Dr. Chi & how levels of engagement affect learning

I just heard a presentation by Dr. Micki Chi, a learning and cognition researcher and professor in the Division of Educational Leadership and Innovation at Arizona State University.

Her ICAP hypothesis lays out four forms of interacting during learning: Passive (just listening/taking in information), Active (selecting, e.g., underlining), Constructive (creating something new, such as drawing a graph to better understand a prompt), and Interactive (interacting with another person). Interaction leads to more successful learning outcomes than construction; construction leads to more successful learning outcomes than action; and so on (ICAP). She's taken a lot of other people's research and viewed it through this perspective, and seen her hypothesis bear out.

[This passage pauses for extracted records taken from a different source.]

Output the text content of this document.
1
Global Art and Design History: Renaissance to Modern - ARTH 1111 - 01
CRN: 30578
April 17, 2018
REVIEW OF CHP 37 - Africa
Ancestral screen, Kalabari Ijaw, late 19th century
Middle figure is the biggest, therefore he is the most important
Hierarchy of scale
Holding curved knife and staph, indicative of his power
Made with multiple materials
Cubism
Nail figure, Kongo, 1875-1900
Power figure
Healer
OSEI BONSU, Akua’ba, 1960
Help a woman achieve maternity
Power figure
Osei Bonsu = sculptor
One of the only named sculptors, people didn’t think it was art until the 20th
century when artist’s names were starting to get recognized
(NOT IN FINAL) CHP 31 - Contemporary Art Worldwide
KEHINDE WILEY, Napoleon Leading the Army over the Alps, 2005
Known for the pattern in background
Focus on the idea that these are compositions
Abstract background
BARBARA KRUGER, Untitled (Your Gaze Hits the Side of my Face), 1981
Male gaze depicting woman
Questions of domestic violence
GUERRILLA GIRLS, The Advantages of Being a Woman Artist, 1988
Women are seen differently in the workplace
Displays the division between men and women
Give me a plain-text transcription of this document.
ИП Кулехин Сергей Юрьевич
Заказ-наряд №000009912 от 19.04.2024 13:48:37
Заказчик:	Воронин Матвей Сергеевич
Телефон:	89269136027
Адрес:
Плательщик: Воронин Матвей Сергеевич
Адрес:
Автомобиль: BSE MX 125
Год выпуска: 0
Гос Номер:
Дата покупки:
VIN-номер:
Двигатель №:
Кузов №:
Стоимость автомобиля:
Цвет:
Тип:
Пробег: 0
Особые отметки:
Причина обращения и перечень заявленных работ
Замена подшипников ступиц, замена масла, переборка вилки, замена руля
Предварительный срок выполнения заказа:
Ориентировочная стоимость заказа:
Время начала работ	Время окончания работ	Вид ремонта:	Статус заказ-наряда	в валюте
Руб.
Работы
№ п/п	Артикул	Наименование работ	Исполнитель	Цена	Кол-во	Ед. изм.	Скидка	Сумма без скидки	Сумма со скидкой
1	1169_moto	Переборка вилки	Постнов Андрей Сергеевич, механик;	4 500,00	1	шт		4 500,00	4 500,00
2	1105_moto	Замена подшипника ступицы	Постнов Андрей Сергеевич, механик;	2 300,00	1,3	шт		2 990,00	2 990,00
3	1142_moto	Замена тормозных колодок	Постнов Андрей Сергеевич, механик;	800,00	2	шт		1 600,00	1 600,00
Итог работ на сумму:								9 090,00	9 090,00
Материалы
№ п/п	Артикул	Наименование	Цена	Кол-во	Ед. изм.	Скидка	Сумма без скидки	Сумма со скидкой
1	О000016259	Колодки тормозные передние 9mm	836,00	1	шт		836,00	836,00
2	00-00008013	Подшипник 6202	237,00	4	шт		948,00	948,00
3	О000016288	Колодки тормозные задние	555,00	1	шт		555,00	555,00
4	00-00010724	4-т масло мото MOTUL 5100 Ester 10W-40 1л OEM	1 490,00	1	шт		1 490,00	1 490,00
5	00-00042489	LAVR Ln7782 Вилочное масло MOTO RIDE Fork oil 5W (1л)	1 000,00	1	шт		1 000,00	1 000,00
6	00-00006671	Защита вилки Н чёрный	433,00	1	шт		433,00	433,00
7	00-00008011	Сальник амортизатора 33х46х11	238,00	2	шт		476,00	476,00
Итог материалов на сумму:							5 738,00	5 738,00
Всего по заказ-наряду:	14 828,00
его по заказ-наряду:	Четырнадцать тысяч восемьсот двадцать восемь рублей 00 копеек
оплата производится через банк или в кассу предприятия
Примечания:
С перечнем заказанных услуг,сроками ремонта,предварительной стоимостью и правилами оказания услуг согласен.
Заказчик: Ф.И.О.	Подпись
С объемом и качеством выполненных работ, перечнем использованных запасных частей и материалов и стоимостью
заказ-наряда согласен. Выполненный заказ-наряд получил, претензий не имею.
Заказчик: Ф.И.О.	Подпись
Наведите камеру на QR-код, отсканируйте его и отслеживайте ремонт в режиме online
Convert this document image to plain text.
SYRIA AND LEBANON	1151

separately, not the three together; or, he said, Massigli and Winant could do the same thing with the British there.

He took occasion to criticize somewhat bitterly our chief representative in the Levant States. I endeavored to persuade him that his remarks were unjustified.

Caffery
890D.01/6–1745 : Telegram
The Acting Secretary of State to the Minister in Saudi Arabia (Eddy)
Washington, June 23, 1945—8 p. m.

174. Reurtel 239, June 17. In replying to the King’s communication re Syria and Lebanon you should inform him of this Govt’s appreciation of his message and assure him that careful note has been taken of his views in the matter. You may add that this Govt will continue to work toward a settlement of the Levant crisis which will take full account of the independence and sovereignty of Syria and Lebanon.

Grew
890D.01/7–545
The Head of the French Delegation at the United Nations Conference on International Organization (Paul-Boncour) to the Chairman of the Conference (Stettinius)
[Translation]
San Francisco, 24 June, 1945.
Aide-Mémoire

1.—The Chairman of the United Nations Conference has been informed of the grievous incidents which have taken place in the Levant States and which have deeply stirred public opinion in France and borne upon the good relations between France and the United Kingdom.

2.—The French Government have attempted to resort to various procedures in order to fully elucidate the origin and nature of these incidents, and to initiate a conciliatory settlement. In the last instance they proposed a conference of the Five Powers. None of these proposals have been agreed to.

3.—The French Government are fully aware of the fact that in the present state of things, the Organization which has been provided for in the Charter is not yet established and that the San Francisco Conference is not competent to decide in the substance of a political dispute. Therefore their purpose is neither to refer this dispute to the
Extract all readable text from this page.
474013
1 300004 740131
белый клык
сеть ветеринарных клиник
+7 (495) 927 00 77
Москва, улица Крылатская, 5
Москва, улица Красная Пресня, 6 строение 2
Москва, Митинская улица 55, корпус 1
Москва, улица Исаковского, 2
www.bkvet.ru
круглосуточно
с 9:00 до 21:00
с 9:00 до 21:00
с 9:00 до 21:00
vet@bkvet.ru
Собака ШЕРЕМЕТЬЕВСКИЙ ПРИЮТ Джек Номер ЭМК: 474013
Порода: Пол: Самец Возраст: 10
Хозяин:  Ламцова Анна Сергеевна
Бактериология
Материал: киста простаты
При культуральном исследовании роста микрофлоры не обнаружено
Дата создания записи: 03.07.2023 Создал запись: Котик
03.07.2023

Here's a Q&A with Dr. Chi, and her research paper Active-Constructive-Interactive: A Conceptual Framework for Differentiating Learning Activities.
I was interested to hear that construction is beneficial regardless of whether the student's answer is correct. Dr. Chi also briefly talked about sequencing, and noted that some studies show that a constructive activity followed by something passive (e.g., a lecture) can be most effective. I've been dipping into inquiry-based learning and constructivism, and these seem to be approaches that fit naturally with integrating digital tools.

She also sparked my interest in looking at how the tutoring model can be used in bigger classes. She presented research showing that the learning outcomes were better when students viewed a video of a tutor and tutee vs. a video of a single person lecturing, and she talked briefly about what it is in the tutor-tutee model that helped the viewers learn better. She found "students learned to solve physics problems just as effectively from observing tutoring collaboratively as the tutees who were being tutored individually" ("Observing Tutorial Dialogues").

Speaking of inquiry-based learning, I started reading up on the Quest to Learn school in New York, which the Institute of Play is helping to develop. Fascinating to me, but I shut down from the jargon in the MacArthur Foundation Report when I was trying to find out more about the curriculum.